Appena sul lungomare, all’altezza del resort Belle c’è lo Shwe Ya Min Hotel con bungalow di legno puliti a ridosso della spiaggia. I prezzi variano ma non si capisce in base a cosa. Con colazione e cena, noi girandoloni abbiamo speso 30 € al giorno per una doppia con vista oceano. Le cene a base di riso, pesce e zuppe birmane sono ottime. Le colazioni pure. La frutta tropicale la fa da padrone. Anche qui manca la corrente quasi tutto il giorno. Ci si adatta.

Il luogo è sereno. Palme, bambini che giocano con camere d’aria e aquiloni sulla spiaggia, la pagoda d’oro sullo scoglio ricoperto a tratti dalla marea, biciclette, baracchini a forma di pagoda… Il mare oceanico è torbido, non bellissimo, soggetto a maree che portano alghe. C’è molto vento e nonostante l’umido si respira bene. È un’area non esterna al rischio tsunami e non sconosciuta ai topi, ma decisamente rilassante. Ricorda il mare di altra Indocina (vedi Vietnam). I tramonti da cartolina valgono una permanenza più lunga. Posto davvero particolare.

Per evitare di essere trasferiti al Grande Ustioni di Yangon, la crema solare è fondamentale. La vendono i baracchini sulla spiaggia insieme a tutto il necessaire per il mare: teli, parei e shorts e altre minchiate. A cavallo dell’ora di pranzo ci sono tre opzioni:

  • morire al sole dei tropici ed essere ritrovati subito
  • morire in stanza senza aria condizionata ed essere ritrovati entro 48 ore
  • cercarsi un posto all’ombra con la brezza dell’oceano di traverso

Noi abbiamo optato per la terza.

A Chuang Thar è d’obbligo visitare l’isolotto dei pescatori. Sta a 200 metri dalla riva e volendo ci si va a nuoto. Con l’oceano però, meglio non fare gli stronzi. Con pochi kyat ci si va in barca andata a ritorno con uno del luogo. Basta chiedere. L’isolotto di giorno è vuoto perché i pescatori sono tutti a lavoro. È una meravigliosa sensazione di libertà. Luogo incantevole.

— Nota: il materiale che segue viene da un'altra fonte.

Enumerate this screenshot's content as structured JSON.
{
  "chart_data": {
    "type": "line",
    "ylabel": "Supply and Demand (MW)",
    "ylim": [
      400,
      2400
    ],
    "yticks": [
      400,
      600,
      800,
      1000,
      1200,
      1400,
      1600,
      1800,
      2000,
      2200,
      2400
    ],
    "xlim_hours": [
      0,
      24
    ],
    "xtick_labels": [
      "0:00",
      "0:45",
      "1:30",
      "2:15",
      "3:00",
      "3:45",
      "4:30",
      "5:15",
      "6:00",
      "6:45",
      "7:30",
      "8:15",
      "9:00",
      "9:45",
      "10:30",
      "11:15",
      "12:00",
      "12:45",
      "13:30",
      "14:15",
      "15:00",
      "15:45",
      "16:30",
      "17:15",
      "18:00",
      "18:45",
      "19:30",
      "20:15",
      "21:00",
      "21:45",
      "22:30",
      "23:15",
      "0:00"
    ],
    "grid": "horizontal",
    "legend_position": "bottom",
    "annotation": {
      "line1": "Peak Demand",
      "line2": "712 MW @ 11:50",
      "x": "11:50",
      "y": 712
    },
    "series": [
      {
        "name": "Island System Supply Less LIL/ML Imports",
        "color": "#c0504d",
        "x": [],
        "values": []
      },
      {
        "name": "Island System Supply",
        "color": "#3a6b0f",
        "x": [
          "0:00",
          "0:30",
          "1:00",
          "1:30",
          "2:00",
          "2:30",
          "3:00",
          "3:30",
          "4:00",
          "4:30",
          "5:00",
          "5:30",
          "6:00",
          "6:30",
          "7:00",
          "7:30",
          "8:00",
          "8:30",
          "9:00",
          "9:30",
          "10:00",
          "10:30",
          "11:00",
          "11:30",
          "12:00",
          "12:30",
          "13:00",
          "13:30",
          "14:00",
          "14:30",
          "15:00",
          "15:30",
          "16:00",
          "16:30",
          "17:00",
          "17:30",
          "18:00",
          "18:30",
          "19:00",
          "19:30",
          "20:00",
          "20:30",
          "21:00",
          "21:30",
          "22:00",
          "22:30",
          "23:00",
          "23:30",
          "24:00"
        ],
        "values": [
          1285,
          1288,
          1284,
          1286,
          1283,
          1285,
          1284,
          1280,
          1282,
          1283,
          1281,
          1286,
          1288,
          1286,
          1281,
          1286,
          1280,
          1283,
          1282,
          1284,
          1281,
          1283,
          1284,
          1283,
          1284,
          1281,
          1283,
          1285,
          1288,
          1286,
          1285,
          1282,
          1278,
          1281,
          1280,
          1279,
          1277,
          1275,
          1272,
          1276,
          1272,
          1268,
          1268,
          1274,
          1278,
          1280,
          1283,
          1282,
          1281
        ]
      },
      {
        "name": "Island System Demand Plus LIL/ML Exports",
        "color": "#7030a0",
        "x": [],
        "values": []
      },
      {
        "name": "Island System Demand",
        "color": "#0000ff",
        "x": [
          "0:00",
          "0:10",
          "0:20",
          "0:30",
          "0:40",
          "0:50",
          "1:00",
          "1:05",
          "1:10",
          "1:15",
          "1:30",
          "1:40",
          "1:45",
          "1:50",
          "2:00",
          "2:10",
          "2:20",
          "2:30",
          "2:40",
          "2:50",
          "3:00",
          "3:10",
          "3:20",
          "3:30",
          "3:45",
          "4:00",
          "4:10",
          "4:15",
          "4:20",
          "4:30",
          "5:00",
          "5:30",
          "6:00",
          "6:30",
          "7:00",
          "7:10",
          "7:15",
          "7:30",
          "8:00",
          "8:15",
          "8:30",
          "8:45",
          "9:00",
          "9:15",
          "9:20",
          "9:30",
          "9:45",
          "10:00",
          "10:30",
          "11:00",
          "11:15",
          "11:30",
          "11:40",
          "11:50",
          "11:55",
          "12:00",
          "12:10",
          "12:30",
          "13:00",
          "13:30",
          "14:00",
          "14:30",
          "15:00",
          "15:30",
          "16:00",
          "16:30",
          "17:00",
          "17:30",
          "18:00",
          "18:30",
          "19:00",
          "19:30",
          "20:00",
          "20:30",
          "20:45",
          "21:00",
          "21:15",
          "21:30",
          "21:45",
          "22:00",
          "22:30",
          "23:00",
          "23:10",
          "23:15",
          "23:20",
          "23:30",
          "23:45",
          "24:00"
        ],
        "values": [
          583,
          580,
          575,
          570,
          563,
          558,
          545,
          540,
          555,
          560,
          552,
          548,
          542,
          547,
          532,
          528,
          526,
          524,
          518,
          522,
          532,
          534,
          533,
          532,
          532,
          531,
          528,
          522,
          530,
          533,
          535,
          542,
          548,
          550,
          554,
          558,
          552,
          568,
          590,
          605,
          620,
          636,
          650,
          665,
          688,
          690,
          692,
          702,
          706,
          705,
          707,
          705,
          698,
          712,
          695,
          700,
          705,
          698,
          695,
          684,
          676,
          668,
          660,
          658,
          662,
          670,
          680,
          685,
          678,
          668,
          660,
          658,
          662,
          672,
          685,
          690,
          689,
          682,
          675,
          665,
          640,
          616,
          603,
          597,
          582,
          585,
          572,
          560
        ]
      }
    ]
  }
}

La gita a Ngwesaung è un classico. È il tipico posto per resort e turismo da mare fighetto. Ci si arriva  in mototaxi con 10000 kyat compreso autista per tutto il giorno; il percorso di tre-quattro ore tra sterro, giungla, corsi d’acqua e palafitte arriva fino alle spiagge. Rispetto ai turisti residenti è un modo zingaro di presentarsi, ma vale davvero la pena: molti insetti, molti animali, molti carretti, molti bambini che guardano. È uno scorcio di Birmania vera.

Con base a Chaung Thar, due giorni di mare sono il giusto epilogo prima di rientrare a Yangon.

Il bus per Yangon parte la mattina alle 6, ma bisogna parlare con quelli dell’hotel per capire bene dove come e quando. È tutto organizzato un po’ a cazzo.

Il rientro a Yangon vale l’ultimo giorno e l’ultima notte in Myanmar. Stesso hotel Motherland Inn, stesso verde, stessi autobus sfondati, stessi risciò.

Tra una casa coloniale e un neon di troppo si torna a mangiare al Monsoon e a perdersi per i vicoli del centro.

Fino all’ultima colazione e all’ultimo taxi.

Volo Thai alle 14,50 per Bangkok. Arriva alle 16,45. Scalo mostruoso fino a mezzanotte. Rientro a Roma alle 6 di mattina.

Per Milano, siamo lì, ma non ci ricordiamo.

La Birmania spacca le ossa ed è bellissima: per metà è un viaggio vero, per metà una gita nel tempo. Da vedere finché c’è.